Pour ma part, je pense que la mode du selfie des uns et des autres consacre une inclinaison terrible pour la vanité et l’égoïsme. Selfie, selfish, tout pour ma gueule, voici comment je suis, regardez-moi, ma vie, c’est moi qui la mets en images, et je vous invite à la voir comme je décide qu’elle doit être vue. C’est en somme cela le message codé derrière chaque selfie pris et posté. J’ai lu quelque part que le selfie a un effet isolant pour les usagers. Plus de solitude, plus de recentrage sur soi, on fait abstraction des autres, cela peut même conduire, dans des cas extrêmes, à une forme de déprime qui peut vite virer à la dépression, avec tout ce que cela comporte comme gravité et danger. «Je ne suis pas d’accord, pourquoi pas ?
On peut se faire plaisir, s’autocomplimenter, se faire beaucoup de bien en prenant des photos de soi et surtout de demander aux autres de les aimer, de les commenter, c’est même très positif», avance le client, qui au début avait un autre discours.
Après tout, on dit bien qu’il n’y a que les imbéciles qui ne changent pas d’avis. Et le bonhomme de sortir son smartphone voulant marquer le coup, éterniser le moment, la conversation, et le selfie avec le taximan. Mon pote chauffeur se prête au jeu et le type poste l’image sur son compte Facebook. En deux minutes, il y avait déjà des commentaires ! Le driver n’en revenait pas. Il est tout émoustillé. Il veut que l’autre lui lise les comments. Que des compliments, des bravos, des c’est top et autres formules d’extase devant une photo mal prise, dans une mauvaise position, dans un taxi déglingué, avec en arrière-fond un décor pas si sympa que cela.

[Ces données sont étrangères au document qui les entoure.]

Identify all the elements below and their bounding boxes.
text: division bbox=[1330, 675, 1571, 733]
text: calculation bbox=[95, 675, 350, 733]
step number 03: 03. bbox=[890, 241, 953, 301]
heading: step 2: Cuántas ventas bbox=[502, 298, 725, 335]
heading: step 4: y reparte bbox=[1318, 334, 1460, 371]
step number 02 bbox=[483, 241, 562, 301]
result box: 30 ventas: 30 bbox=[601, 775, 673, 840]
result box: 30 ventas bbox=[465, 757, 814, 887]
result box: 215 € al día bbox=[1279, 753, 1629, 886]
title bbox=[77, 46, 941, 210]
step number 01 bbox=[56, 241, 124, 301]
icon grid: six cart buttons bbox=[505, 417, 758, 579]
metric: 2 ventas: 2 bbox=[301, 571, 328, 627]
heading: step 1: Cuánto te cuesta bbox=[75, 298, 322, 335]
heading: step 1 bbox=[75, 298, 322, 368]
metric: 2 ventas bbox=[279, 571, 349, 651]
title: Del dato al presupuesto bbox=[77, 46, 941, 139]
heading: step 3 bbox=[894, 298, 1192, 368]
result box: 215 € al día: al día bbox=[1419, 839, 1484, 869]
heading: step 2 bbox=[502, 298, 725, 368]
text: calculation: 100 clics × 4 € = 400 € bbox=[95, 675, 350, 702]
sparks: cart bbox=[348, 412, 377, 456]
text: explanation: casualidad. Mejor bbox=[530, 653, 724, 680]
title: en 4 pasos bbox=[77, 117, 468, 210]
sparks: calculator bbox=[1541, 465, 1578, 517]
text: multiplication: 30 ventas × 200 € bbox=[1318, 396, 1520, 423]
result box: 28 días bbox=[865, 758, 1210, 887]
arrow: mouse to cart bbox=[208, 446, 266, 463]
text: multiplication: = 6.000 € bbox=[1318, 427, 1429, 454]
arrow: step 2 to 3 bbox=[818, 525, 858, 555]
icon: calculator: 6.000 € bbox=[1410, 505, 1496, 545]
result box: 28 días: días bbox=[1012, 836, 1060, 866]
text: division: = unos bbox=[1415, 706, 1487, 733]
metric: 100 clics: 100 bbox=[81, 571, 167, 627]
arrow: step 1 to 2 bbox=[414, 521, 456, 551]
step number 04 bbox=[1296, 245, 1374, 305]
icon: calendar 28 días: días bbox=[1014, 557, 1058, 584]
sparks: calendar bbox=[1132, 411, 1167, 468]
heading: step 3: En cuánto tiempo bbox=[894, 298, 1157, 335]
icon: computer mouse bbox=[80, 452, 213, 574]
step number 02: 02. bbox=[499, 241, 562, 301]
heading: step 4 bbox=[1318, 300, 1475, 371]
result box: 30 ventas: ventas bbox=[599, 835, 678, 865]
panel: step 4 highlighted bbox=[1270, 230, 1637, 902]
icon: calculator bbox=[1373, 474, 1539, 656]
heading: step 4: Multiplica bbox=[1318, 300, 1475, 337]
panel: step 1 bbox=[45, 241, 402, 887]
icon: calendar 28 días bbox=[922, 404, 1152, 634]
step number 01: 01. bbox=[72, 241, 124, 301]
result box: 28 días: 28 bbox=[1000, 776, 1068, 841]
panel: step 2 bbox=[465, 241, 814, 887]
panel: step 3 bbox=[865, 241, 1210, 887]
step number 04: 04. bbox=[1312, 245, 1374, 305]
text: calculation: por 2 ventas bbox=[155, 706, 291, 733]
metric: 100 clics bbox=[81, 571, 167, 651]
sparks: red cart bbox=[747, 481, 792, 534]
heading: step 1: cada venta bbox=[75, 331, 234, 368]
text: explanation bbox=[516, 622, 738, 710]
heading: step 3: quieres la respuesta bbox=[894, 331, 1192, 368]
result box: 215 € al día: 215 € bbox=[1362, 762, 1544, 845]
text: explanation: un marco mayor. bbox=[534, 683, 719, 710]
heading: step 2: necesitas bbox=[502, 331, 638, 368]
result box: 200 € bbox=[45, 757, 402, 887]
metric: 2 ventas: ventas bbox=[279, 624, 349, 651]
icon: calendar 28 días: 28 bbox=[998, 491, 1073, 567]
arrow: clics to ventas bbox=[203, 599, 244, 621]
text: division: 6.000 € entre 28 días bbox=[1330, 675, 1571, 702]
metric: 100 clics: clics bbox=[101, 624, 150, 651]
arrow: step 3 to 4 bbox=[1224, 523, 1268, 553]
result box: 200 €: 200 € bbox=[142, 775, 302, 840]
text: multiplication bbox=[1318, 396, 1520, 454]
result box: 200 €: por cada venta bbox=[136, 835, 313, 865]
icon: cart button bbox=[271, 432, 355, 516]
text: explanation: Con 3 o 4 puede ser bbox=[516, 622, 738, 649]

J’ai alors compris qu’un selfie participe de cette volonté de remplir le temps, de se donner une autre vie, parallèle à la réalité, avec de simples clichés pris n’importe où, avec n’importe qui, pourvu que cela soit posté et que les autres, surtout des gens qu’on ne connaît pas, aiment et disent du bien. Honnêtement, ça ne coûte rien de se donner de l’ampleur avec si peu de frais.
«Je vais me prendre un smartphone, me créer une page sur les réseaux sociaux et je vais vous inonder de mes photos. Je lance même un pari: je prendrai un selfie avec tous mes clients et je les poste, on verra ce que cela donnera» . Alors, si vous montez dans un tacot et que le driver vous demande un selfie, sachez que c’est mon pote, le chroniqueur de la vie casablancaise, entre vide et trop-plein.